The music they made connected the history of blues and country, taking them through an acid bath that only the most durable underlying structures could withstand. If a band played like them today they'd be labeled "minimal" lickety-split; but today's minimalism offers many more notes, and much less feeling.
A drum beat suddenly inserted into a song could have the force of bowling balls rolling off a roof; a guitar line—three or four notes repeated over four bars—made a statement bulging with emotion. These musicians could play a variety of song styles; but today the feeling that often surfaces is somber, worrisome, a crack-of-lightning jolt present on Stax-Volt songs as different as Sam and Dave's "You Don't Know Like I Know" and Booker T. and the MGs' "Green Onions." This sound traveled to Jamaica, where it became a key part in the development of reggae.
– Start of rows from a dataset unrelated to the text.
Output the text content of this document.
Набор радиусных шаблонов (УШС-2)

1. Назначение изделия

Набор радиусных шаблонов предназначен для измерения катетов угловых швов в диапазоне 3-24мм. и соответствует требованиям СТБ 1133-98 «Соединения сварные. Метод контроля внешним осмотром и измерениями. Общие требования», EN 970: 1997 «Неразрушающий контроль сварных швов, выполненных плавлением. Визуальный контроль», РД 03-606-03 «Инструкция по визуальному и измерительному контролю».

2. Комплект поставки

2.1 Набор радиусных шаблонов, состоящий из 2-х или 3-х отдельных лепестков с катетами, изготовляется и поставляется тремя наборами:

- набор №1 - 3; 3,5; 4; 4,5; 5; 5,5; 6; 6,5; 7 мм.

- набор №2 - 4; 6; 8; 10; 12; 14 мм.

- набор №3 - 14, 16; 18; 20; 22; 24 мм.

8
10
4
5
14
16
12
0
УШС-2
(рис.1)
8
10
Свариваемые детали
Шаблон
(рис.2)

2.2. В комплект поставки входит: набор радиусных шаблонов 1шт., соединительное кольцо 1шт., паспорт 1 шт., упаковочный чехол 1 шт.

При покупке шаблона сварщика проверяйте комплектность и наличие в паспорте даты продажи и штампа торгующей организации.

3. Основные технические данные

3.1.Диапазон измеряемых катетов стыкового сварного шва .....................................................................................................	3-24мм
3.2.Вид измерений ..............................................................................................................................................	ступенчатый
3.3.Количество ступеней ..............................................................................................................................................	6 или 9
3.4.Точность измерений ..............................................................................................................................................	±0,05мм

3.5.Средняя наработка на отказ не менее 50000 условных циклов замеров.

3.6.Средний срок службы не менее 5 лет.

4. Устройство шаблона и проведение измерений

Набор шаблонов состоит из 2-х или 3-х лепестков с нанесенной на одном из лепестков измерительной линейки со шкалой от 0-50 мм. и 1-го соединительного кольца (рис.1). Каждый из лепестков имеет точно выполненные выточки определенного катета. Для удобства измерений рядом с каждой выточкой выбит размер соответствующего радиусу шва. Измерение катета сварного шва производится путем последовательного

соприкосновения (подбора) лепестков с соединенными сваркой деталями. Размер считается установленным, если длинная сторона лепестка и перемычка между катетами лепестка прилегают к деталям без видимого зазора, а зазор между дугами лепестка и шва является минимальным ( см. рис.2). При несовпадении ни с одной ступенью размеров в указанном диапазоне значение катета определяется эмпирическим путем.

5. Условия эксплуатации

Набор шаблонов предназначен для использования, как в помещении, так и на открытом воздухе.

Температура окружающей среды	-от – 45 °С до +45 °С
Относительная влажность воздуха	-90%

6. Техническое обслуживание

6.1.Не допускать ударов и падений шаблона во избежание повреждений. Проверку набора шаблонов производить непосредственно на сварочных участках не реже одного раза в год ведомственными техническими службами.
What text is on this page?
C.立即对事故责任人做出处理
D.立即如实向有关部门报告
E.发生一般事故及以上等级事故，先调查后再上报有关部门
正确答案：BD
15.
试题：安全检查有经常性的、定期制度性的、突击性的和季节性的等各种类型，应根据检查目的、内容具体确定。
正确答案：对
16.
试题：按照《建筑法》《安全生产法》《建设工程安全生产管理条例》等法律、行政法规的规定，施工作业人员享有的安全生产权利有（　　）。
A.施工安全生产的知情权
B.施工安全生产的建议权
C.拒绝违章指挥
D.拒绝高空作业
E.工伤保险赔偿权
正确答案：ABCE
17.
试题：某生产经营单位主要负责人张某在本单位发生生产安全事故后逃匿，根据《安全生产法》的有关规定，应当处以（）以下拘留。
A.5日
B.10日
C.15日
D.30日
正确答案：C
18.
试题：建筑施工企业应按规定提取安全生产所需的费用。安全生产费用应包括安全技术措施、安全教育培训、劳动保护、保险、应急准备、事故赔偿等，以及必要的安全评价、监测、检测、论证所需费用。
Reggae made public Stax-Volt's secret that each second had a finality to it, and merged it with Rastafarian prophecies of imminent apocalypse.
This can only hint at Stax-Volt's legacy. There's no space for talking about Carla Thomas's wonderful "Gee Whiz (Look At His Eyes)," the majesty of Sam and Dave's shtick, King Curtis's fat-chested sax, and hits by people like Isaac Hayes, Eddie Floyd, Wilson Pickett, Rufus Thomas, and more.
Bad financial deals and poor musical decisions in the 70s did the label in.